Thursday, September 19, 2013

Conditional Love

In the Kindergarten post, I wrote about how confusing it would be for our daughter if she was sometimes a big sister and sometimes an only child. It's totally normal for parents of stillborn babies to have to think about whether to mention their babies in social situations. If I didn't have her, I would probably do that. I would pick and choose when to mention Toren and when to keep him private to avoid discomfort, my own and other people's. I cannot judge bereaved parents for making those choices. In grief, we do things if and when we're ready. Here's how it works for me 20 months on, as the parent of a bereaved sibling - being the mother of a stillborn baby is uncomfortable no matter what. No matter what I decide to do or say, it will be uncomfortable for me. If I mention him, it could also be uncomfortable for the other person. I haven't figured out a way around this. And really - tough talk here - this is what I signed up for when I decided to have children. Hard, hard work. Just because I didn't know exactly what I was signing up for, does not absolve me of my responsibilities.

But there's a bigger reason why I continue to incorporate him so much in our lives, to not keep him a secret. I think about what our daughter would learn about love if I didn't, especially parental love.

What would she learn about love if one day, I were to pack up all his things, put everything away, his photos, the memory boxes, the hummingbirds, the candles, stop talking about him, stop including him in our family, and say enough with this grief shit, this "wallowing", this "self-pity". What will she learn about parental love then? That you can put it away. That sometimes love is just not possible. Sometimes it's "too hard". It ends. And if those things are true for her baby brother, could they be true for her too? Could we put our love for her away one day? Could we decide it's too hard, too uncomfortable? Are some children just unlovable? He died, and so many of the people who were excited about his arrival, who were looking forward to seeing him, who cared about our family, who already loved him, just disappeared. They abandoned us and they abandoned him. They put their love away. I don't want her growing up thinking there's something she could do that would make us abandon her. If we put him away, she would learn that parental love is conditional.

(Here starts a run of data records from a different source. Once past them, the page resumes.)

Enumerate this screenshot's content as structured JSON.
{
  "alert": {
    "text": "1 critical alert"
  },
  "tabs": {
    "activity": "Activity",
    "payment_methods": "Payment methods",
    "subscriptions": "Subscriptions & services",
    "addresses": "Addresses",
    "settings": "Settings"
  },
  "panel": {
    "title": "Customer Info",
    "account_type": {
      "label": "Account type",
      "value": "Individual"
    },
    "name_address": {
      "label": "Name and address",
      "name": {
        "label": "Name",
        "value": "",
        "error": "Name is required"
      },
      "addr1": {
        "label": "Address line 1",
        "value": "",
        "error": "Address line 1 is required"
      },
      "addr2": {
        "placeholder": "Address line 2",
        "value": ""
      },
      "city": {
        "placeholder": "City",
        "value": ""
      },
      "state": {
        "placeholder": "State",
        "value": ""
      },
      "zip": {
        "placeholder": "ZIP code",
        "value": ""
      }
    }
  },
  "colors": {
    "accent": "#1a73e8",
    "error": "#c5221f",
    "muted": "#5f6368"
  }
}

There is a pervasive message out there that we're supposed to forget the people we love who have died. Let them go. Forget. Move on. Here's what I think - we're supposed to hold on to those people like crazy. Hold on tight and never let go. Keep them close. Not let them ever truly die. The people who abandoned our family, abandoned Toren just because he died, I sometimes wonder why they did this. Less and less now but I still think about it. I wonder if they did this because they learned along the way that love is conditional. They were abandoned, they were not supported when something difficult happened to them. Do I want Toren's sister to become like that? No fucking way.

Being a parent is hard. There's just no way around it. Right now, we are the main people in our daughter's head and in her heart. We want her to be completely secure in the idea that we will love her no matter what. There's nothing she or anyone can do that can stop that. We will never abandon her or forget her or treat her like she's a shameful secret or let her go or move on from her. Even if she dies before us. This is not what we do to those we love. We hang on tightly and we never let go.


  1. I'm giving you a standing ovation! Bravo for this!

  2. The whole time I was reading this, I kept wondering why no one else ever said this - it's THAT obvious and THAT powerful and THAT unspoken. Such an amazing message you're giving your daughter. My little sister died shortly after her birth, (Trisomy 18) and I was 5. I remember always being able to talk with my mother about her - but not anyone else. I remember that confusion, wondering why my dad and grandparents and everyone else just kind of flaked out. She was so very real to me, even never being able to see or hold her (mom was terrified of the "birth defects" label and how she would look - she wanted to remember her as a beautiful baby) (and it was 1979.... attitudes have changed so much since then). Mom gave me a small sweater that should've been hers, and first I dressed my dolls in it, and then I dressed each of my children in it. How much I wish she had been allowed to be a daily part of our lives.